The civil war in Lebanon deprived the region of its traditional centre of ideas, the reduction of Egypt to a client state of the US deprived it of its natural leadership. Saudi Arabia's attempts to fill the vacuum – both more sincere and better focused than its outside critics would have you believe – failed in Doha as it has failed at the previous summits because it stands so apart from most of the rest of the Arab world both in wealth and religious puritanism. And because, for all its sway in Washington as America's closest ally, it has never been able to show that it can influence US policy where it matters most, on Palestine.

If only the Arab world could unite, as Riyadh has tried so hard to make it unite, on its plan to proffer total Arab recognition of Israel in return for Jerusalem's agreement to return to the pre-1967 borders, with all that this implies, then there might be some hope of peace in the Middle East, if not for this generation then the next. But it won't and a government of Benjamin Netanyahu in Jerusalem is certainly not going to offer even the most meagre concessions, except under pressure.

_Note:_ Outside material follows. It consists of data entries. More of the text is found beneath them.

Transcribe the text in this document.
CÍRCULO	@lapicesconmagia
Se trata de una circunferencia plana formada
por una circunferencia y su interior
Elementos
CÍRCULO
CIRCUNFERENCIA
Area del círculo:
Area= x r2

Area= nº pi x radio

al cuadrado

But then, given the sheer diversity of the Arab, never mind the Islamic, world, it is probably too much to expect that it can. The paradox of the Muslim world is that, while its religion may be one, its politics are as various as its people. But then Europe is hardly at one at the moment, any more than Asia, Latin America or Africa. Nor could they be said to be well led. If the Arab world has its Gaddafi, we have our Sarkozy and Latin America its Chavez.

In that sense this is probably the wrong time for big summits such as Doha, devoutly though people may demand concerted action on the issues of the day. Even the G20 proved to be not much more than a publicity event with precious little new on the table and nothing that couldn't have been agreed in smaller forums. And that may well be the way of the immediate future. The Arabs don't need another Doha. What they want are ad hoc assemblies on Palestine, on credit crunch support, on Iraq or whatever, including non-Arab participants such as Iran where necessary.

And that progress through the specific rather than solution on the grand may indeed be what the US of President Obama is most comfortable with. Surveying the disarray of London and Strasbourg, one commentator despairingly concluded that he may be the right man at the wrong time. Far from it, his combination of openness and doggedness may make him exactly the right man for the time.